Recalling his playing days, McEnroe said that he, too, had suffered from back issues but usually it was when he was tense or anxious. Murray was not having that. “A lot of people have suggested that it hasn’t been genuine,” Murray said.

“I’ve got a genuine injury, a genuine back problem, it’s not a mental thing. Often when things do start to get better, for a little while you can be over-sensitive in that area and think: ‘Oh, is that maybe right? Is that not right?’ or whatever but, with my back problem, it’s certainly nothing that’s mental. It’s something that’s there.”

Murray’s decision to have the pain-killing injections cannot have been taken lightly. Andre Agassi followed a similar course of treatment towards the end of his career and described the process of having a doctor probe and prod his back with a massive hypodermic needle, then pumping in the painkilling concoction to the very heart of the injury, as making him feel “like my back would burst”.

Murray, who had all eight jabs done at the same time, shrugged it off. “Ah, it was fine,” he said.

But, at least for the moment, life is quiet and calm. The injections appear to have worked their magic and his back is in pretty good nick and, with Wimbledon about to begin, the pundits will be too busy with the live action tomorrow to bother with Murray’s past medical conditions.

Now is the time when Murray can batten down the hatches in his Surrey home and ignore everything that is said and written about him. As a veteran of six previous campaigns in SW19, he has his own routines to cope with the stresses and strains of being Britain’s only realistic contender for the title.

Only spending time with his girlfriend, Kim Sears, and a couple of close friends, he will keep himself away from “Andymonium” and all the media mayhem that surrounds the All England Club. With the missus in charge of the catering – although Murray will occasionally volunteer to chop the odd carrot – the world No.4 can relax and try to keep life on an even keel for the next two weeks.

“I think for the two weeks of the tournament you are trying to relax a bit on the days off,” he said, “but, for me, you still have to make sure you are eating the right things and watching your diet. You have to make sure you are hydrated and taking all the vitamins and stuff. It’s not like you completely switch off – you still have to do all the right things for your preparation.”

Once the tournament actually starts, life become much simpler. There are the usual daily chores to attend to – practice, physio, rest – and then the actual business of the matches. The draw has done him few favours with Nikolay Davydenko, once the world No.3 but now the No.47 and hardly a grass court specialist, in the first round and potentially the huge serving power of Ivo Karlovic to face in the second. And, yet again, he is seeded to meet Rafael Nadal in the semi-finals.

Last year, Murray also faced the Spaniard in the last four and, for a set and few games, appeared to be on his way to a remarkable victory. But then one missed forehand, one that would have given him break point in the second set, cost him dear. Nadal ran off with the next seven games and Murray’s chance had gone. Such is the nature of tennis, particularly grass court tennis. A five-set, five-hour marathon can be decided by one split-second decision or error of judgment.
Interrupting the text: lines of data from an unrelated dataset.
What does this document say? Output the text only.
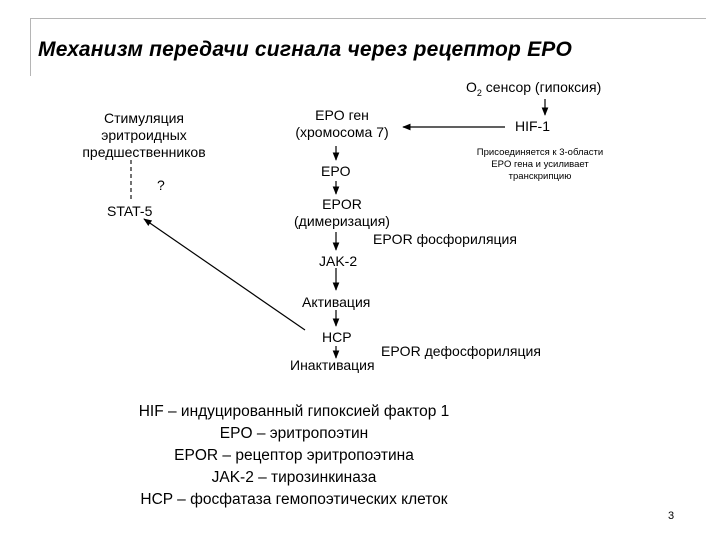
Механизм передачи сигнала через рецептор EPO
$O_2$ сенсор (гипоксия)
HIF-1
Присоединяется к 3-области
EPO гена и усиливает
транскрипцию
Стимуляция
эритроидных
предшественников
?
STAT-5
EPO ген
(хромосома 7)
EPO
EPOR
(димеризация)
EPOR фосфориляция
JAK-2
Активация
HCP
EPOR дефосфориляция
Инактивация
HIF – индуцированный гипоксией фактор 1
EPO – эритропоэтин
EPOR – рецептор эритропоэтина
JAK-2 – тирозинкиназа
HCP – фосфатаза гемопоэтических клеток
3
“On that given day when I played Rafa I needed an extra maybe five per cent,” Murray said. “I think that would have been sufficient. Since then, some days I’ve had it, some days I haven’t. I need to make sure the days when I’m playing my best tennis are more regular than they have been over the last few months, but we’ll see at the end of Wimbledon. There’s no point talking about it now because we don’t know. Time will tell. In two weeks we’ll find out.”

Talk, then, is cheap and Murray will pay no heed to it unless, of course, you mention his back. Then his ears will prick up and he will listen intently – no one will be allowed to mess with Murray. Not anymore.

The commentators, pundits and talking heads have been warned.